Considérant que, s’il est constant que M. Z., qui occupe un emploi à Epinay-sur-Seine, ne vit pas quotidiennement avec son épouse domiciliée à Aix-en-Provence, il ressort des pièces du dossier que la commission du titre de séjour prévue par l’article 12 quater de l’ordonnance susvisée du 2 novembre 1945 a rendu un avis favorable à la délivrance du titre sollicité au motif que "les résidences séparées des époux Z. résultent de circonstances matérielles et ne traduisent pas leur volonté de mettre fin à leur communauté de vie" ; que M. Z. produit de nombreuses pièces de nature à établir que la communauté de vie avec son épouse n’a pas cessé du fait de leurs résidences séparées ; que, dès lors, le moyen tiré de ce que le préfet de la Seine-Saint-Denis ne pouvait légalement, en application des dispositions de l’article 12 bis précité lui refuser le renouvellement de sa carte de séjour temporaire portant la mention "vie privée et familiale" est de nature, en l’état de l’instruction, à faire naître un doute sérieux quant à la légalité de la décision attaquée ;

Considérant que les deux conditions auxquelles l’article L. 521-1 du code de justice administrative subordonne la suspension d’une décision administrative sont réunies ; qu’il convient, dès lors, d’ordonner la suspension de l’exécution de l’arrêté en date du 29 janvier 2002 par lequel le préfet de la Seine-Saint-Denis a rejeté la demande de M. Z. de renouvellement de sa carte de séjour temporaire et l’a invité à quitter le territoire français dans un délai d’un mois ;

Sur les conclusions tendant à ce qu’il soit enjoint au préfet de délivrer un titre provisoire de séjour à M. Z. :

Considérant qu’il résulte de ce qui précède qu’il y a lieu d’enjoindre au préfet de la Seine-Saint-Denis de délivrer à M. Z. une autorisation provisoire de séjour, dans un délai d’un mois à compter de la notification de la présente décision et jusqu’à ce qu’il ait été statué sur le fond par le tribunal administratif sur sa demande, sans qu’il y ait lieu d’assortir cette injonction d’une astreinte ;

Sur les conclusions tendant à l’application des de l’article L. 761-1 du code de justice administrative :

Considérant que M. Z. a obtenu le bénéfice de l’aide juridictionnelle ; que, par suite, son avocat peut se prévaloir des dispositions des articles L. 761-1 du code de justice administrative et 37 de la loi du 10 juillet 1991 ; qu’il y a lieu, dans les circonstances de l’espèce, et sous réserve que la SCP Delaporte & Briard, avocat de M. Z., renonce à percevoir la somme correspondant à la part contributive de l’Etat , de condamner l’Etat à payer à la SCP Delaporte & Briard la somme de 1 500 euros ;

D E C I D E :

Article 1er : L’ordonnance du juge des référés du tribunal administratif de Cergy-Pontoise en date du 26 février 2002 est annulée.

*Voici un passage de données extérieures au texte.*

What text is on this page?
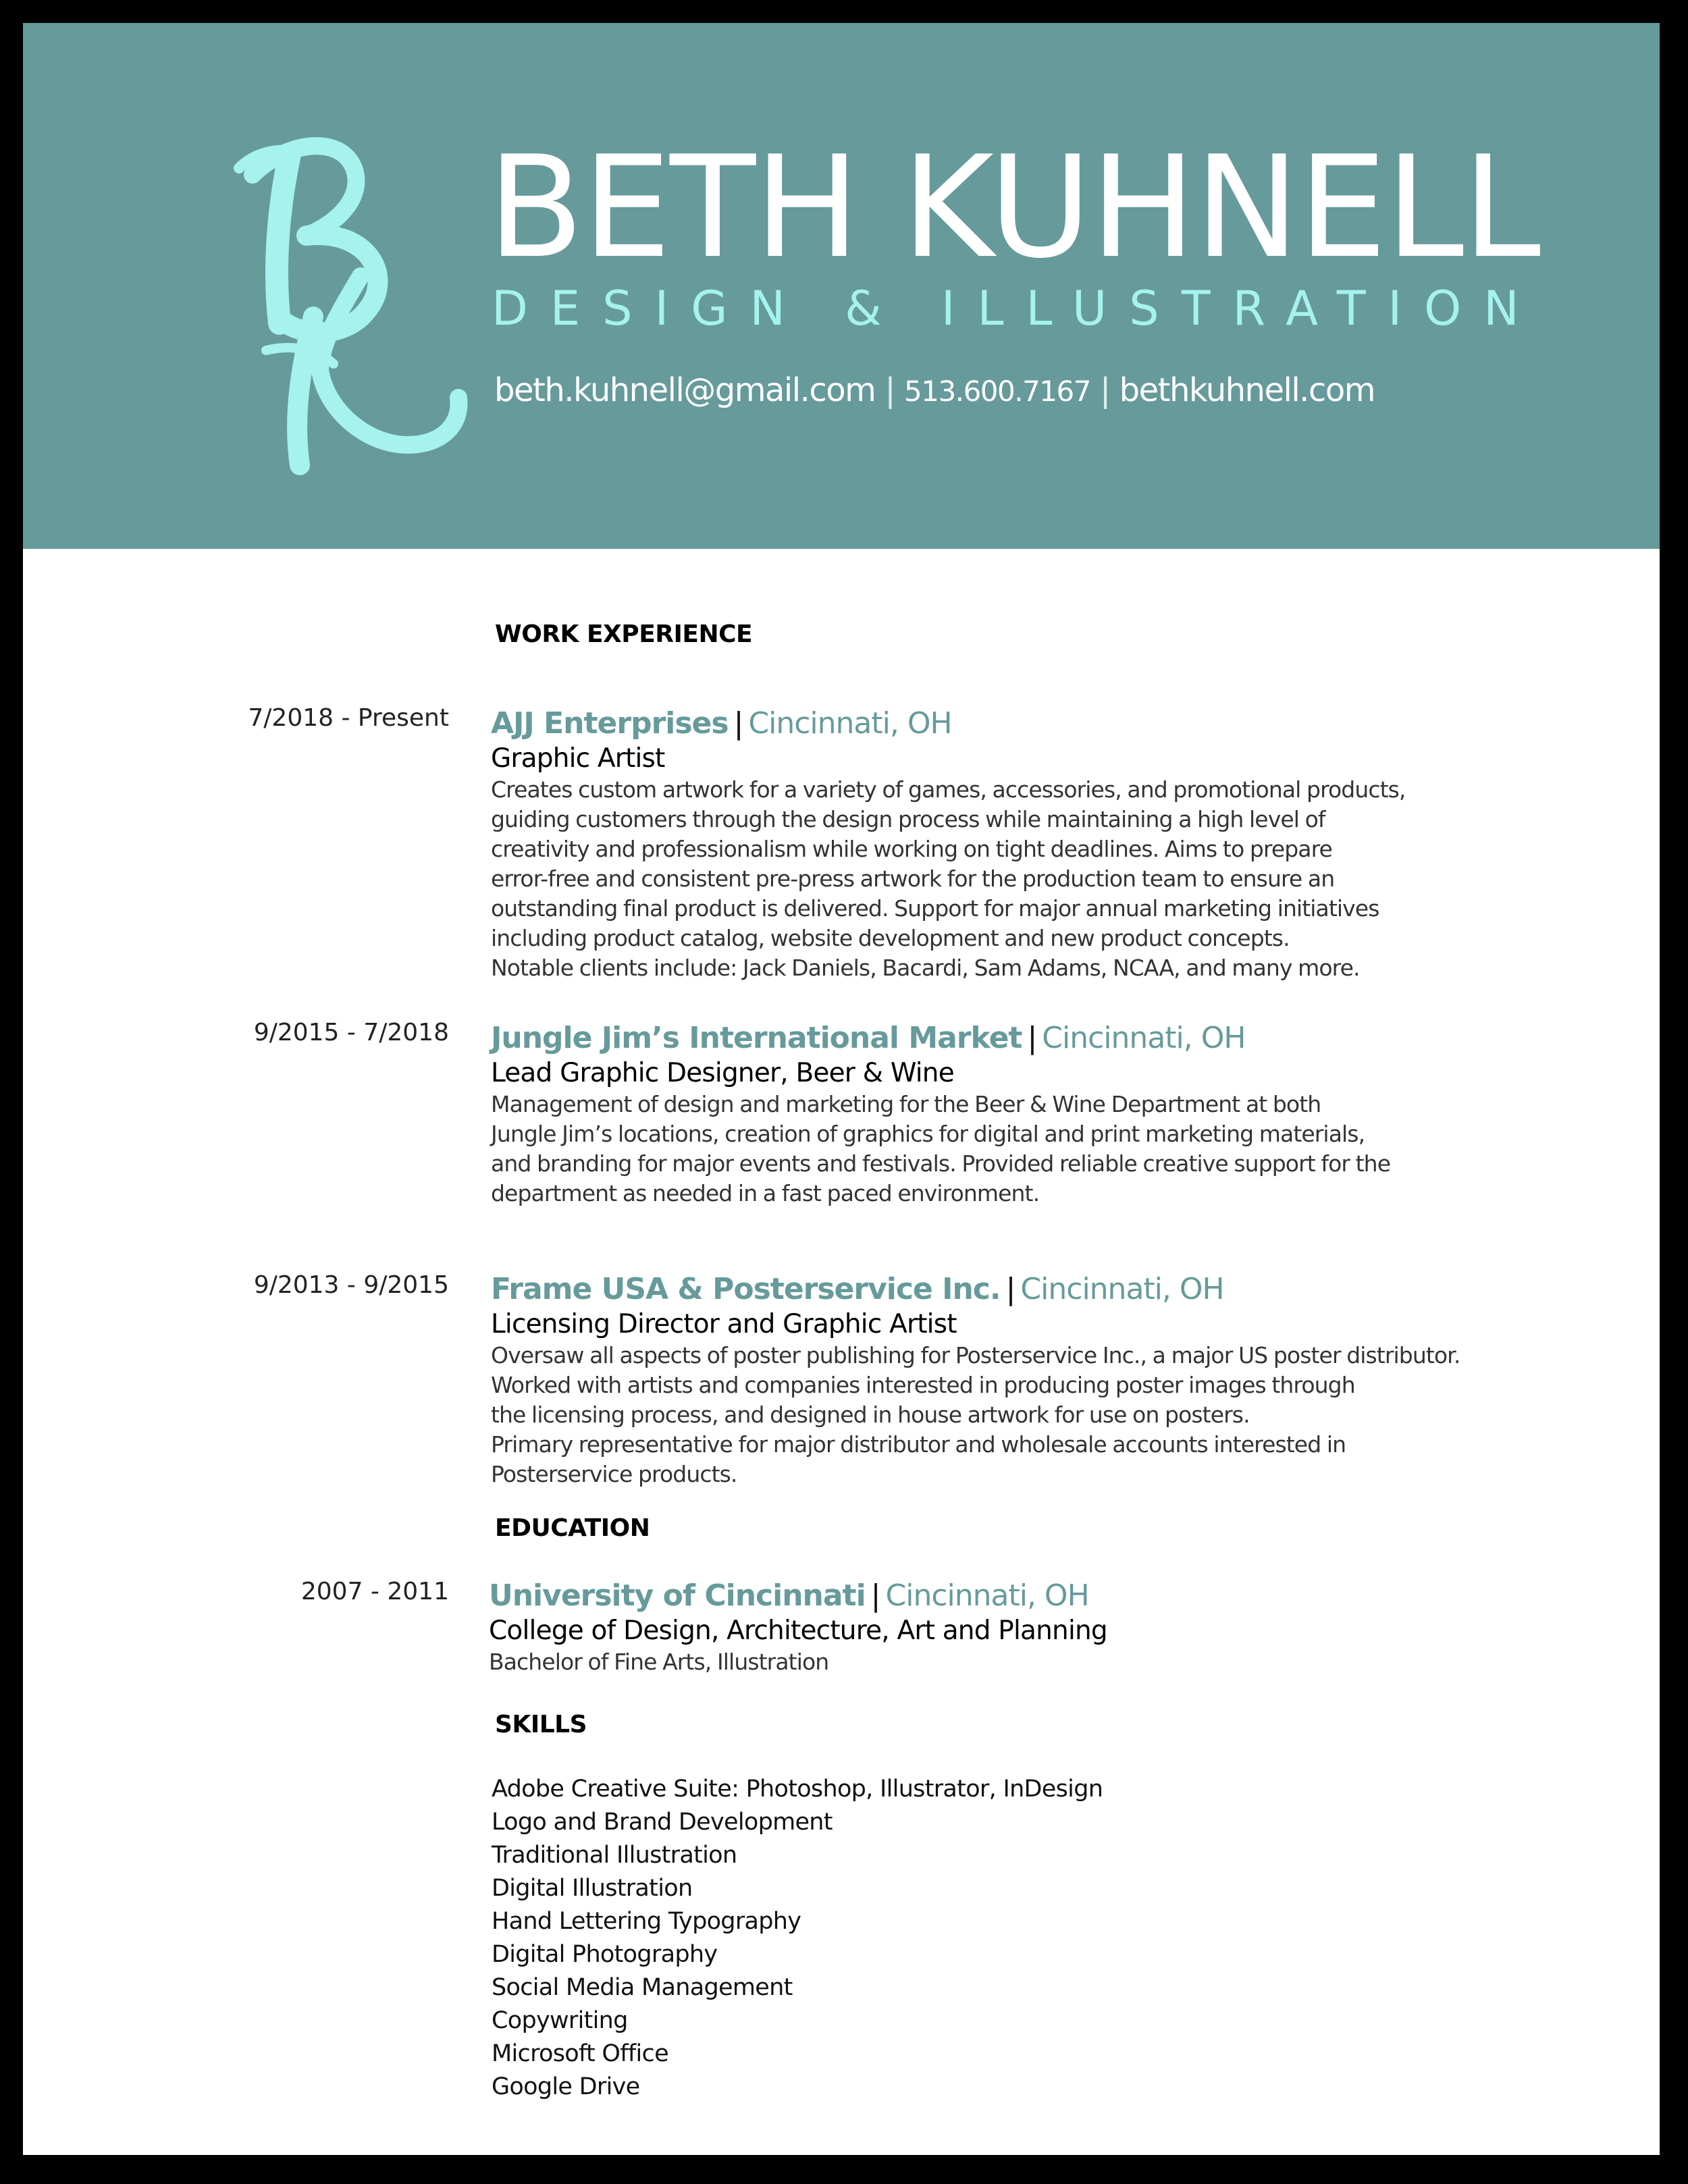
BETH KUHNELL
DESIGN & ILLUSTRATION
beth.kuhnell@gmail.com | 513.600.7167 | bethkuhnell.com
WORK EXPERIENCE
7/2018 - Present AJJ Enterprises | Cincinnati, OH
Graphic Artist
Creates custom artwork for a variety of games, accessories, and promotional products,
guiding customers through the design process while maintaining a high level of
creativity and professionalism while working on tight deadlines. Aims to prepare
error-free and consistent pre-press artwork for the production team to ensure an
outstanding final product is delivered. Support for major annual marketing initiatives
including product catalog, website development and new product concepts.
Notable clients include: Jack Daniels, Bacardi, Sam Adams, NCAA, and many more.
9/2015 - 7/2018 Jungle Jim’s International Market | Cincinnati, OH
Lead Graphic Designer, Beer & Wine
Management of design and marketing for the Beer & Wine Department at both
Jungle Jim’s locations, creation of graphics for digital and print marketing materials,
and branding for major events and festivals. Provided reliable creative support for the
department as needed in a fast paced environment.
9/2013 - 9/2015 Frame USA & Posterservice Inc. | Cincinnati, OH
Licensing Director and Graphic Artist
Oversaw all aspects of poster publishing for Posterservice Inc., a major US poster distributor.
Worked with artists and companies interested in producing poster images through
the licensing process, and designed in house artwork for use on posters.
Primary representative for major distributor and wholesale accounts interested in
Posterservice products.
EDUCATION
2007 - 2011 University of Cincinnati | Cincinnati, OH
College of Design, Architecture, Art and Planning
Bachelor of Fine Arts, Illustration
SKILLS
Adobe Creative Suite: Photoshop, Illustrator, InDesign
Logo and Brand Development
Traditional Illustration
Digital Illustration
Hand Lettering Typography
Digital Photography
Social Media Management
Copywriting
Microsoft Office
Google Drive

Article 2 : L’exécution de l’arrêté en date du 29 janvier 2002 par lequel le préfet de la Seine-Saint-Denis a rejeté la demande de renouvellement de la carte de séjour temporaire de M. Z. et l’a invité à quitter le territoire français dans un délai d’un mois est suspendue.

Article 3 : Il est fait injonction au préfet de délivrer une autorisation provisoire de séjour à M. Z. dans un délai d’un mois à compter de la notification de la présente décision jusqu’à ce qu’il ait été statué sur la demande présentée par M. Z. devant le tribunal administratif de Cergy-Pontoise.

Article 4 : Le surplus des conclusions de la requête est rejeté.

Article 5 : L’Etat paiera une somme de 1 500 euros à la SCP Delaporte & Briard, avocat de M. Z., en application des dispositions du deuxième alinéa de l’article 37 de la loi du 10 juillet 1991, sous réserve que ladite société renonce à percevoir la somme correspondant à la part contributive de l’Etat.

Article 6 : La présente décision sera notifiée à M. Iqbal Z. et au ministre de l’intérieur, de la sécurité intérieure et des libertés locales.